13th President of Hollins University
- Incumbent
- Assumed office August 2020
- Preceded by: Pareena Lawrence

15th President of the College of Saint Benedict
- In office 2014–2020
- Preceded by: MaryAnn Baenninger

Personal details
- Born: Kittrell, North Carolina, U.S.
- Spouse: Robert Williams
- Children: 3
- Education: Williams College; University of Kansas (MA); Fordham University (PhD);

= Mary Hinton (academic) =

American academic

Mary Dana Hinton is an American academic and university administrator. She served as the president of the College of Saint Benedict from 2014 to 2020, and was appointed as the president of Hollins University in August 2020. She is the first African-American president of Hollins. Prior to her presidencies, she served as the vice president for academic affairs at Mount Saint Mary College and as the vice president of academic affairs at Misericordia College.

== Early life and education ==
Hinton was born in Kittrell, North Carolina into a working-class family. She attended local public schools and was told by her guidance counselor that she should consider the military instead of pursuing higher education because of her race. With the help of a family that her mother worked for, Hinton was accepted at Saint Mary's School, an Episcopal boarding school for girls in Raleigh, North Carolina. In 1988, after high school, she studied psychology at Williams College, where she was awarded the bicentennial medal. She received a master's degree in clinical child psychology from the University of Kansas and a doctoral degree in religion and religious education from Fordham University.

== Career ==
Hinton began her career in education as an elementary schoolteacher in Maryland. After finishing graduate school, she worked for the nonprofit Replications, Inc., an organization that supports and opens public schools and works to improve educational outcomes in underserved communities. While with Replications she helped open twenty-two schools in New York and Baltimore.

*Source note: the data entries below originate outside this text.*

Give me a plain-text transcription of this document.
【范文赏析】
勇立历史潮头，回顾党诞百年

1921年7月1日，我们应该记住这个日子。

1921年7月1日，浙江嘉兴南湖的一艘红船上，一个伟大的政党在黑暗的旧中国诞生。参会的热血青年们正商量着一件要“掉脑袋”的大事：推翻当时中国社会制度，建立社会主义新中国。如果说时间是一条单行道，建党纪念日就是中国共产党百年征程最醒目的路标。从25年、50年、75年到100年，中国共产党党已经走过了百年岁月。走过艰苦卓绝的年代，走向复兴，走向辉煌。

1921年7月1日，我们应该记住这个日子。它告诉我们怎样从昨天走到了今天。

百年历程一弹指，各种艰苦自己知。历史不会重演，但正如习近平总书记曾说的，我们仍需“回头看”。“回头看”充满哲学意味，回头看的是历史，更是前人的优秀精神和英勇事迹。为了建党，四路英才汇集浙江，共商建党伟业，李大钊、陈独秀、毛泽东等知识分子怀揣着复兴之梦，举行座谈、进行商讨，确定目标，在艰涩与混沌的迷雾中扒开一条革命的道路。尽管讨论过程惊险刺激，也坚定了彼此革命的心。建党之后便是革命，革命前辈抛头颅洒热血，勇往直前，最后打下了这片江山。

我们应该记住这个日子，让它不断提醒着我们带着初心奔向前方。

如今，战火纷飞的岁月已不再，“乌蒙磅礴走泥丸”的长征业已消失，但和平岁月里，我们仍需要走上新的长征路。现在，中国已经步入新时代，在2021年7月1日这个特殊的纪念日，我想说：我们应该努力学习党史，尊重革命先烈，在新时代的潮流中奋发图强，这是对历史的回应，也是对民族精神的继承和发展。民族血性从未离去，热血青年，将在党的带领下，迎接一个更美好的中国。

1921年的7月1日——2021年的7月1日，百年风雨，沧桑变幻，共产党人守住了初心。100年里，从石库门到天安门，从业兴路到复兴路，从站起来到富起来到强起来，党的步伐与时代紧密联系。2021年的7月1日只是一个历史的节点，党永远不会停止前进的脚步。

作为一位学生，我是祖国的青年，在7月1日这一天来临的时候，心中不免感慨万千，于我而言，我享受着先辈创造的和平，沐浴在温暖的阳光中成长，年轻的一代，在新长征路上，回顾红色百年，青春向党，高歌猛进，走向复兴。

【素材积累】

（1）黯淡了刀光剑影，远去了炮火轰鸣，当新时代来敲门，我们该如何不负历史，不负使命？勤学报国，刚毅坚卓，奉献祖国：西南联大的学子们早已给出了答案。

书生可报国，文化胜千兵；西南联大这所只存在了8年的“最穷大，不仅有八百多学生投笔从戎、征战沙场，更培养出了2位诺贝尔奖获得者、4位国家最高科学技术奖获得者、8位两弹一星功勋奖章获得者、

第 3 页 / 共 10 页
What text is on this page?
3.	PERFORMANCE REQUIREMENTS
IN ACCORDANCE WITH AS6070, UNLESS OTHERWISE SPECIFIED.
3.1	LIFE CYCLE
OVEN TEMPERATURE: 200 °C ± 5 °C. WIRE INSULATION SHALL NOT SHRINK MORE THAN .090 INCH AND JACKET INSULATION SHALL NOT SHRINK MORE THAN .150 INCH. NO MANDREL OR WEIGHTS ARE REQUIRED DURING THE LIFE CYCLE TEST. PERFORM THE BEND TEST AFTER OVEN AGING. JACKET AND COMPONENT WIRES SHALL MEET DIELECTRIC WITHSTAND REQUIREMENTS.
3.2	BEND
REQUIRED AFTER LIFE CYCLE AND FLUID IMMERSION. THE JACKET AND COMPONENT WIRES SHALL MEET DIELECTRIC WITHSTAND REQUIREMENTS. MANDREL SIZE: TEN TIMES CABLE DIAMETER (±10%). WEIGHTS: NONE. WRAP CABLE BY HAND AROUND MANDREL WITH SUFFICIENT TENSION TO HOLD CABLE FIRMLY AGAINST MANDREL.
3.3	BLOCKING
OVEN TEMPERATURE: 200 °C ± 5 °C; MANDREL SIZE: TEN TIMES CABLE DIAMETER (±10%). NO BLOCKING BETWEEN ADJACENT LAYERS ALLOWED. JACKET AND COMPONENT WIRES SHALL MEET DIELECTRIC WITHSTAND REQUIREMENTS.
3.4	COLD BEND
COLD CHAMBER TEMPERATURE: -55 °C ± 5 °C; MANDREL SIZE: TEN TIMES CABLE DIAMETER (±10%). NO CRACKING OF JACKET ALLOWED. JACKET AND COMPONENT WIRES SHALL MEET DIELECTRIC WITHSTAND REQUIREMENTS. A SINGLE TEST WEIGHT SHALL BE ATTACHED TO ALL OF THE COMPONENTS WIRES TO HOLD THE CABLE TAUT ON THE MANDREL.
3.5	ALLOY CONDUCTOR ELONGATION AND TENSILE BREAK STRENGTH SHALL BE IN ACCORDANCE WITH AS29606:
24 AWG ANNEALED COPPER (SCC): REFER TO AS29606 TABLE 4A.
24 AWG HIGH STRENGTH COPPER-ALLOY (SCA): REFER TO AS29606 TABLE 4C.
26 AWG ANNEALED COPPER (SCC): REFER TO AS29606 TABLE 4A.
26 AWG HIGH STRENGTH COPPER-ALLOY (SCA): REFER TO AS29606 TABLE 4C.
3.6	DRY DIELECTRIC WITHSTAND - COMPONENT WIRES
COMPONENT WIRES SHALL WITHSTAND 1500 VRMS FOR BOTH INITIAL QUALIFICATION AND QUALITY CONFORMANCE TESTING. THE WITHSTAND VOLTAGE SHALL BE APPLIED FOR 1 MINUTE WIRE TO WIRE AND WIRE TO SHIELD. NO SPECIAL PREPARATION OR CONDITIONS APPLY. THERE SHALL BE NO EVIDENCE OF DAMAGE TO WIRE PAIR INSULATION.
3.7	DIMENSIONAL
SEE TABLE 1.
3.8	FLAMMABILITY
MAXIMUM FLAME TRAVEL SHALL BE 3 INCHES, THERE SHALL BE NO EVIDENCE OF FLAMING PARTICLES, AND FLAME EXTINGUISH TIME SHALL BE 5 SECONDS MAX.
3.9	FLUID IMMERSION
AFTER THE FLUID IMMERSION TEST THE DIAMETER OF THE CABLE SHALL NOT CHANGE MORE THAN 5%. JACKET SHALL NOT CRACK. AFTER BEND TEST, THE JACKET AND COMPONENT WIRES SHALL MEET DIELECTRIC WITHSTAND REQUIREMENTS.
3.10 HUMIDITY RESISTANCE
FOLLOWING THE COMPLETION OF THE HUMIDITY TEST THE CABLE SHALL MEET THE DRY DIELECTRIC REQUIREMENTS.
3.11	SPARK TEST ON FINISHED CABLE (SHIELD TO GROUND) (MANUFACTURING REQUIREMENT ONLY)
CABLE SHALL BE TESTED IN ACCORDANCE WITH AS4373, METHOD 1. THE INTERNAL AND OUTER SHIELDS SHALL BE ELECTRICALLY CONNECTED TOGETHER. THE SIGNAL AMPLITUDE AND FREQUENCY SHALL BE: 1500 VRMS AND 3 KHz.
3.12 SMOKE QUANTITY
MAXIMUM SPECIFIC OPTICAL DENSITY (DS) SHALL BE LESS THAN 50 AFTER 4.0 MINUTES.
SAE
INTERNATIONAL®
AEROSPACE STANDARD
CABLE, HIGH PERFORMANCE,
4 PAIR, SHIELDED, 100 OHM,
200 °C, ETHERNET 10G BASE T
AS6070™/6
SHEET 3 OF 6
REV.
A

She went on to work in administrative roles at various Catholic educational institutions, including as the vice president of academic affairs and as a diversity officer at Misericordia College. After working at Misericordia, Hinton accepted a position as the vice president for academic affairs at Mount Saint Mary College. After three years at Mount Saint Mary's, Hinton was appointed as the fifteenth president of the College of Saint Benedict, succeeding MaryAnn Baenninger, serving from 2014 to 2020. During her tenure, she oversaw several building and renovation projects on campus and authorized a $34,000,000 bond for building projects. In her capacity as president, Hinton also helped secure a $600,000 grant from the Andrew W. Mellon Foundation to implement inclusion and diversity training.

In June 2020, Hinton stepped down from the presidency at the College of Saint Benedict to take up the presidency of Hollins University in Roanoke, Virginia. She officially took office as the thirteenth president of Hollins in August 2020.

She is a member of the board of directors of Saint Mary's School, the Association of American Colleges and Universities, the Association of Catholic Colleges and Universities, Interfaith Youth Core, University Leadership Council, and the Council of Independent Colleges. She served as the chair of the Minnesota Private College Board of Presidents.

She wrote The Commercial Church: Black Churches and the New Religious Marketplace in America. She gave a TEDx Talk called Leading from the Margins.

== Personal life ==
Hinton is married to Robert Williams and has three children.